Von unserem Redakteur Frank Blum (30.05.2012)

Berlin. Man stelle sich folgendes Szenario vor: Ein Engländer fährt durch Deutschland und bemerkt ein Ortsschild, das die Aufschrift „Ebene des Führers“ trägt. Unglaube und vielleicht auch Zorn würden rasch der ersten Verblüffung Platz machen. Ein fiktives Szenario? Nein, zumindest nicht in Spanien. Im Jahr 1999 fuhr der deutsche Dokumentarfilmer Dietmar Post auf dem Weg zum ersten Besuch seiner künftigen Schwiegereltern durch die karge Landschaft von La Mancha, als sein Blick auf ein Hinweisschild zum Dorf „Llanos del Caudillo“ (Ebene des Führers) fiel.

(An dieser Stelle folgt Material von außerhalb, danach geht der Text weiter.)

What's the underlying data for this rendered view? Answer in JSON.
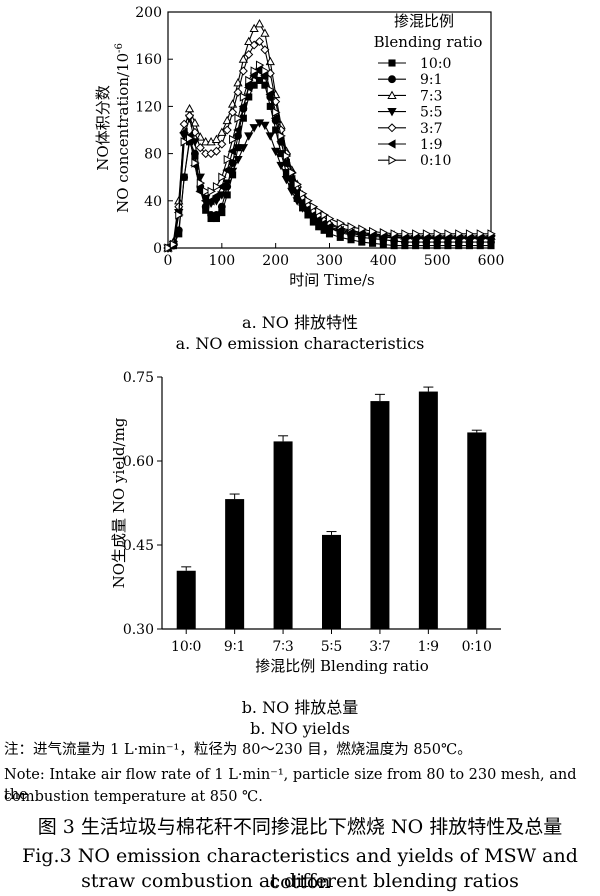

Kein Bruch mit der Diktatur

„Das hat sofort mein Interesse geweckt“, sagt er im Gespräch mit unserer Zeitung. Kurze Zeit später stattet er dem Ort einen ersten Besuch ab – und stellt fest, dass es sich dabei um eines von vielen Musterdörfern handelt, die während der Franco-Diktatur für verarmte Bauern errichtet wurden. Die Tatsache, dass der Ort trotz aller gegenläufigen Bemühungen heute noch immer seinen unrühmlichen Namen trägt, erklärt der Spanienexperte damit, dass die Menschen zwischen Bilbao und Cadiz viel verdrängt hätten. „Es hat keinen Bruch mit der Diktatur gegeben“, betont Post. Dem Warum auf die Spur zu kommen, das reizte den Regisseur und seine Partnerin Lucía Palacios. Das Duo hat bereits den Grimme-Preis für eine Dokumentation über die US-Proto-Punk-Gruppe The Monks erhalten. Und mit ihrem neuen Film „Die Siedler Francos“ wollen die beiden erneut ein unbekanntes Phänomen mit all seinen unterschiedlichen historischen Strängen „öffentlich aufdröseln“, wie Post erklärt.
Das sei alles andere als einfach gewesen, weiß der Dokumentarfilmer. Weder die spanischen Behörden noch die Bevölkerung des Dorfes seien sonderlich kooperativ gewesen. Zudem könne man „als Deutscher nicht den moralischen Zeigefinger erheben“, vielmehr müsse man die Aussagen derjenigen, die heute noch Francos Politik verteidigen, mit historischen Fakten „kontern“. So sei es gelungen, verschollen geglaubte Unterlagen ausfindig zu machen, die belegen, dass das autoritäre Regime seine Versprechungen gegenüber der Landbevölkerung nicht nur nicht eingehalten, sondern jene noch zusätzlich ökonomisch ausgebeutet habe. Der Film – laut Post eine „große Verteidigungsrede für die Demokratie“ – ist indes noch nicht fertiggestellt. Palacios und Post, deren Produktionsfirma den Namen „play loud!“ trägt, verhehlen finanzielle Probleme nicht. Da ihnen noch 50 000 Euro fehlen, haben sich die beiden zu einer sogenannten Crowdfunding-Kampagne entschlossen, sie wollen also die neue Möglichkeit des zuschauerfinanzierten Films nutzen.

Eine Diskussion anstoßen

Dass man Bürger zur Finanzierung ins Boot holen möchte, sieht Post auch als „Schrei nach Aufmerksamkeit, um eine demokratische Diskussion in Gang zu bringen“. Die Aktion sei zudem dazu gedacht, „um auf die nicht mehr tragbare Entwicklung des Förderwesens für Dokumentarfilme hinzuweisen“. Post beklagt, dass hierzulande eine „Bestrafung für Enthusiasmus und Vorleistung“ erfolge. Anders als in den USA werden in Deutschland keine Filme mehr gefördert, die kurz vor der Fertigstellung stehen. Da ist nun der Bürger gefragt.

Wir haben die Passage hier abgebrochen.